Childfree Adults Face Stigma, New Research Shows
Written By Savvy Auntie Staff Writers
By Staff Writers
While many PANKs (Professional Aunts No Kids) plan, expect or had hoped to have children, many are childfree-by-choice. Sadly, according to a new study by Leslie Ashburn-Nardo, an associate professor
of psychology at Indiana University-Purdue University Indianapolis
(IUPUI), Savvy Aunties who are voluntarily child-free face a societal stigma for their decision not to have children. The report, which investigated bias against those who choose not to have kids, was published in the March 2017 edition of Sex Roles: A Journal of Research.
Those who are childfree-by-choice, the study found, are judged for not following what many believe to be their moral imperative.
"What's remarkable about our findings is the moral outrage participants reported feeling toward a stranger who decided to not have children," Ashburn-Nardo said. "Our data suggests that not having children is seen not only as atypical, or surprising, but also as morally wrong."
However remarkable, the findings are not atypical. The IUPUI findings are “consistent with other studies of backlash against people who violate social roles and other stereotypic expectations,” a press release on the study states. “When people violate their expected roles, they suffer social sanctions.
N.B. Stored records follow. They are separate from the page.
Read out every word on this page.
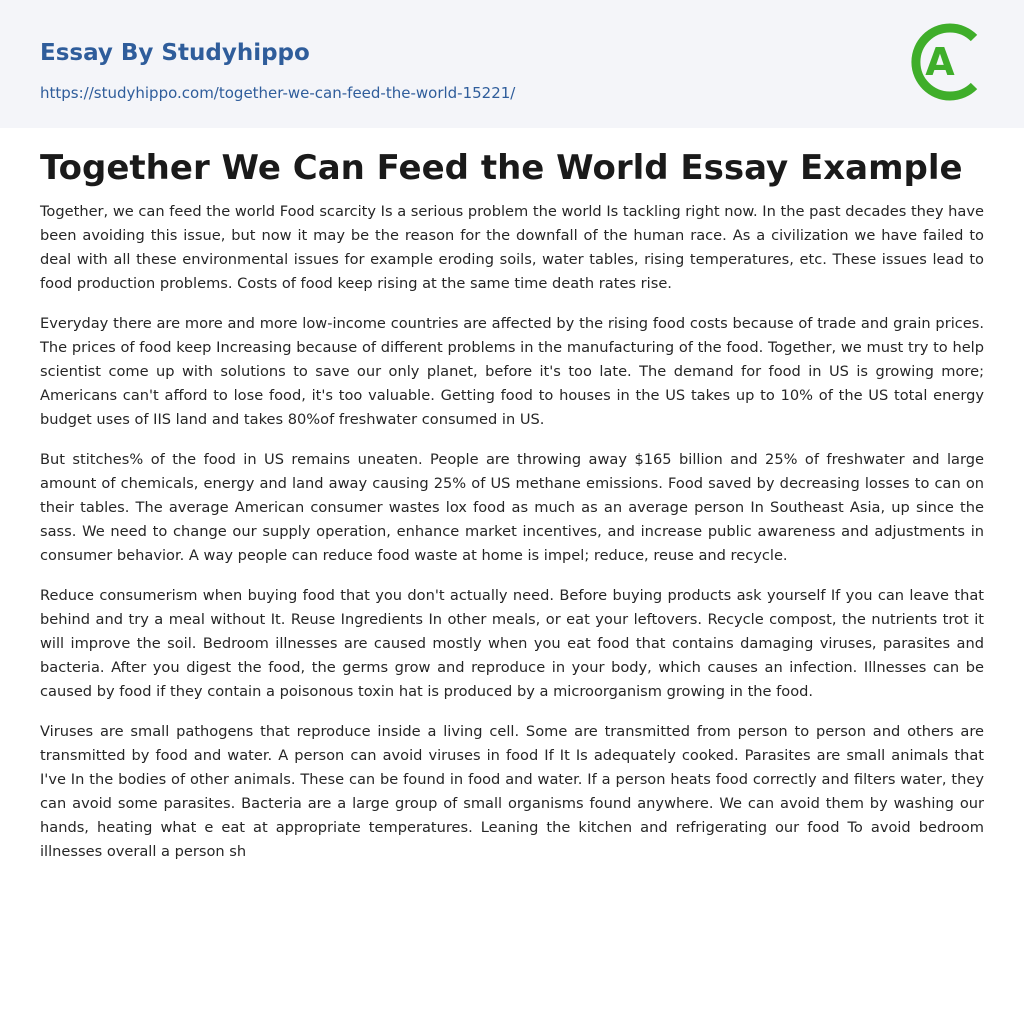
Essay By Studyhippo
https://studyhippo.com/together-we-can-feed-the-world-15221/
A
Together We Can Feed the World Essay Example

Together, we can feed the world Food scarcity Is a serious problem the world Is tackling right now. In the past decades they have been avoiding this issue, but now it may be the reason for the downfall of the human race. As a civilization we have failed to deal with all these environmental issues for example eroding soils, water tables, rising temperatures, etc. These issues lead to food production problems. Costs of food keep rising at the same time death rates rise.

Everyday there are more and more low-income countries are affected by the rising food costs because of trade and grain prices. The prices of food keep Increasing because of different problems in the manufacturing of the food. Together, we must try to help scientist come up with solutions to save our only planet, before it's too late. The demand for food in US is growing more; Americans can't afford to lose food, it's too valuable. Getting food to houses in the US takes up to 10% of the US total energy budget uses of IIS land and takes 80%of freshwater consumed in US.

But stitches% of the food in US remains uneaten. People are throwing away $165 billion and 25% of freshwater and large amount of chemicals, energy and land away causing 25% of US methane emissions. Food saved by decreasing losses to can on their tables. The average American consumer wastes lox food as much as an average person In Southeast Asia, up since the sass. We need to change our supply operation, enhance market incentives, and increase public awareness and adjustments in consumer behavior. A way people can reduce food waste at home is impel; reduce, reuse and recycle.

Reduce consumerism when buying food that you don't actually need. Before buying products ask yourself If you can leave that behind and try a meal without It. Reuse Ingredients In other meals, or eat your leftovers. Recycle compost, the nutrients trot it will improve the soil. Bedroom illnesses are caused mostly when you eat food that contains damaging viruses, parasites and bacteria. After you digest the food, the germs grow and reproduce in your body, which causes an infection. Illnesses can be caused by food if they contain a poisonous toxin hat is produced by a microorganism growing in the food.

Viruses are small pathogens that reproduce inside a living cell. Some are transmitted from person to person and others are transmitted by food and water. A person can avoid viruses in food If It Is adequately cooked. Parasites are small animals that I've In the bodies of other animals. These can be found in food and water. If a person heats food correctly and filters water, they can avoid some parasites. Bacteria are a large group of small organisms found anywhere. We can avoid them by washing our hands, heating what e eat at appropriate temperatures. Leaning the kitchen and refrigerating our food To avoid bedroom illnesses overall a person sh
Given that more and more people in the U.S. are choosing to not have children, this work has far-reaching implications.”
Ashburn-Nardo, who believes hers is the first study to show the morality-bias for those who choose not to have children, suspects that since becoming parents is more typical, “perhaps people are rightfully surprised when they meet a married adult who, with their partner, has chosen to not have children. That they are also outraged by child-free people is what's novel about this work."
The experiment consisted of 197 undergraduates (147 women, 49 men, one gender undefined) reading a vignette about a married adult, then rating their perceptions of the person's degree of psychological fulfillment as well as their feelings toward the person, versus vignettes where the adults with two children. The vignette varied only in terms of the portrayed person's gender and whether they had chosen to have children.
"Consistent with many personal anecdotes, participants rated voluntarily child-free men and women as significantly less fulfilled than men and women with children," Ashburn-Nardo said. "This effect was driven by feelings of moral outrage -- anger, disapproval and disgust -- toward the voluntarily child-free people."
Ashburn-Nardo’s concern is that since other research links discrimination and moral outrage toward those who do not live by social norms, “it's possible that, to the extent they evoke moral outrage, voluntarily child-free people suffer similar consequences, such as in the workplace or in health care. Exploring such outcomes for this demographic is the next step in my research."
Editor's Note: The sample size has a margin error of 7.1%.